Children with cystic fibrosis with a history of requiring supplementary oxygen or who were sputum positive forBurkholderia cepacia and/or methicillin resistant Staphylococcus aureus were not accepted on holidays. One month before the flight children were seen at Hillingdon Hospital, Middlesex (approximately 12 metres above sea level) where they underwent spirometric tests using a Compact Vitalograph. Measurements included forced expiratory volume in 1 second (FEV1) expressed as percentage predicted (%PR) values for sex, height, and age.2 Children then underwent the pre-flight hypoxic challenge by breathing a mixture of 15% oxygen and 85% nitrogen. Details of the test have been described previously.1 Following the challenge any child whose Spo 2 measured less than 86% was advised not to fly.

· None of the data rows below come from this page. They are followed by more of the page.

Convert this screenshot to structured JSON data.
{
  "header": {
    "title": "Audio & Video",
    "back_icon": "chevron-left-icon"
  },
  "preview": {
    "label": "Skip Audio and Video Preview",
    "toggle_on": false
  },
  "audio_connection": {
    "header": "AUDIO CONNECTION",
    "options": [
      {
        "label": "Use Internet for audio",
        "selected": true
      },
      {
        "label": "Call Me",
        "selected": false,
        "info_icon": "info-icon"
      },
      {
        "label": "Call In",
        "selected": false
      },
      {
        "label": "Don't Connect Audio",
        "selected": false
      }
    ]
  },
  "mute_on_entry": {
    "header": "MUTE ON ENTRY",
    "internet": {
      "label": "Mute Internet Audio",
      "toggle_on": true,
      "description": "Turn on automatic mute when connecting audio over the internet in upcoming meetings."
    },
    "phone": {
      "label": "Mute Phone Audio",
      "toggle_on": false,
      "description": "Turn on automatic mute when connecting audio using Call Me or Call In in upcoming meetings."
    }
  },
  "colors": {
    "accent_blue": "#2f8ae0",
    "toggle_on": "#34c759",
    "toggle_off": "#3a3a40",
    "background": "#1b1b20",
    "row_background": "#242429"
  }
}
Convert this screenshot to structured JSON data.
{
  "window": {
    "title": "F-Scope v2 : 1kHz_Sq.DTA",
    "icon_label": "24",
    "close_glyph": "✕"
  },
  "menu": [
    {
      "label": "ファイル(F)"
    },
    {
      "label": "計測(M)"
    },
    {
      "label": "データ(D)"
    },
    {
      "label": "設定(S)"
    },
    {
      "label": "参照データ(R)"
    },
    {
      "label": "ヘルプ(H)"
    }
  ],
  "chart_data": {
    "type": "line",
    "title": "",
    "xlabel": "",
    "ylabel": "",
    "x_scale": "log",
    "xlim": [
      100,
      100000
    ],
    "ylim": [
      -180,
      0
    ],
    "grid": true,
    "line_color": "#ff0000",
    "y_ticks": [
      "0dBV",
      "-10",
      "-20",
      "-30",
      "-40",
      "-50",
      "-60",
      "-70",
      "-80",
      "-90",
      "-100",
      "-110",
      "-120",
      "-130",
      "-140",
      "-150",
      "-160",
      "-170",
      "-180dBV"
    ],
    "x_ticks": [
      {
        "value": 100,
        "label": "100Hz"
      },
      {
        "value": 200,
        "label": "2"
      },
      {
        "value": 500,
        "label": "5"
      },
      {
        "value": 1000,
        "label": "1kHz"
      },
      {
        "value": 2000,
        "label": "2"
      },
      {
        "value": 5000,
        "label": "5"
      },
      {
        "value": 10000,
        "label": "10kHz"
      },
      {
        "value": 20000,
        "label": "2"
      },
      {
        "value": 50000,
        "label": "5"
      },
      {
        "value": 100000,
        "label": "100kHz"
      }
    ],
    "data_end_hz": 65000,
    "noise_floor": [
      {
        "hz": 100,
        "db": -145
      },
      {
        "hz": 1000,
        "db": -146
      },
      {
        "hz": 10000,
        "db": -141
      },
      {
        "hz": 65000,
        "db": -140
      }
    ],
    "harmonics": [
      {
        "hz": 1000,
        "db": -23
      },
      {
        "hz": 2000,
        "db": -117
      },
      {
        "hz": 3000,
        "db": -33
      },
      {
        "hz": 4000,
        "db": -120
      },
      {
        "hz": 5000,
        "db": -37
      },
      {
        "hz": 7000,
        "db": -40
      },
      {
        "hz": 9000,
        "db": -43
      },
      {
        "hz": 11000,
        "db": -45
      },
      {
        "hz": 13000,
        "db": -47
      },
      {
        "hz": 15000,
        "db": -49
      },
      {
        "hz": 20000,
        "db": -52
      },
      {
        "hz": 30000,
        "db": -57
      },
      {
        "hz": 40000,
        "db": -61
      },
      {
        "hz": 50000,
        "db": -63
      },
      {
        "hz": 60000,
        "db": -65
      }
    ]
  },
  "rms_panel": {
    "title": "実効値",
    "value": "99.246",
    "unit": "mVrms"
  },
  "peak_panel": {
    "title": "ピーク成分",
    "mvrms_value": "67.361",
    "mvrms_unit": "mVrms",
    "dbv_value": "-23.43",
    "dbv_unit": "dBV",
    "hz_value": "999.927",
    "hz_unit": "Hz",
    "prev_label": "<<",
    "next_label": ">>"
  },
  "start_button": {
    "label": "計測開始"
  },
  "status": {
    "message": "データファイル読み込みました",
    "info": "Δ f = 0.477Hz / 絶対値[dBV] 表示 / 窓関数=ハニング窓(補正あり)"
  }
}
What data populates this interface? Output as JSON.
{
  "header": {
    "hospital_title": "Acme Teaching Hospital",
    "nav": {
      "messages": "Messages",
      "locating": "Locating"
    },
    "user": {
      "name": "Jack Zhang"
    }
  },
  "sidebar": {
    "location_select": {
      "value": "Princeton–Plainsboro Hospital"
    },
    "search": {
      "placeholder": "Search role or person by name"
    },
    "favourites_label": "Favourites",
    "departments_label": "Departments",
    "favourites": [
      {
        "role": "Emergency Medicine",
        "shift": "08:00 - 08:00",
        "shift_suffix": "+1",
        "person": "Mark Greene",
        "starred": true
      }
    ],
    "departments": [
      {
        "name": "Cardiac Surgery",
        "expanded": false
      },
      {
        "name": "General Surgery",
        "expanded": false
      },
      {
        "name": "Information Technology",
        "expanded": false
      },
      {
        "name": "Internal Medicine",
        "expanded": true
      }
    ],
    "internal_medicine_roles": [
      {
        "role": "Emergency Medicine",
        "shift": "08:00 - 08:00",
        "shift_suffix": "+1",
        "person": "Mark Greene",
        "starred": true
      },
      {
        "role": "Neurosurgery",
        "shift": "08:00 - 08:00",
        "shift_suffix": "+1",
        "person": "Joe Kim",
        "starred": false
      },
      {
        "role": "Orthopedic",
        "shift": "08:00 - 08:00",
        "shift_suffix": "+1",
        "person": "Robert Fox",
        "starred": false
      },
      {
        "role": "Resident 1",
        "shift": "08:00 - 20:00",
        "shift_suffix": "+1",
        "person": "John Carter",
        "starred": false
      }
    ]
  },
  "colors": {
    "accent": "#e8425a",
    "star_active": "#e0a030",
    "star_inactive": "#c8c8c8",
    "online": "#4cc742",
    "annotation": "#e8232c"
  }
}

The same portable oximeter used for the pre-flight challenge was used to measure Spo2 (Nellcor N-20) during flight. A single measurement was made at cruising altitude for both outward and return journeys approximately half an hour into the flight. Where children fell asleep during the flight an additional Spo2 measurement was made while they were asleep. Any child who desaturated underwent further measurements during the flight.
Sensitivity, specificity, positive and negative predictive values were calculated with exact binomial 95% confidence intervals using an arbitrary cut off of 90% for the pre-flight hypoxic challenge and FEV1 <50%PR for spirometric testing. Values were calculated on the basis of whether a child desaturated during any stage of the outward or return flight. The pre-flight hypoxic challenge and spirometric tests were compared by plotting Receiver Operating Characteristic (ROC) curves which measured sensitivity against (1 – specificity)—that is, the probability of a false positive—at different cut off values for each test.3 The curve starts at (0,0) corresponding to a cut off with sensitivity 0 and specificity 1, and continues to (1,1) corresponding to a cut off with sensitivity 1 and specificity 0. A test score with no predictive power would have an ROC curve coinciding with the line whose slope = 1. The greater the predictive power, the more bowed the ROC curve—that is, the closer to the point (0,1)—and the larger the area under the curve. Calculation of the ROC curve was implemented using stata (Stata Corporation, Texas, 1999).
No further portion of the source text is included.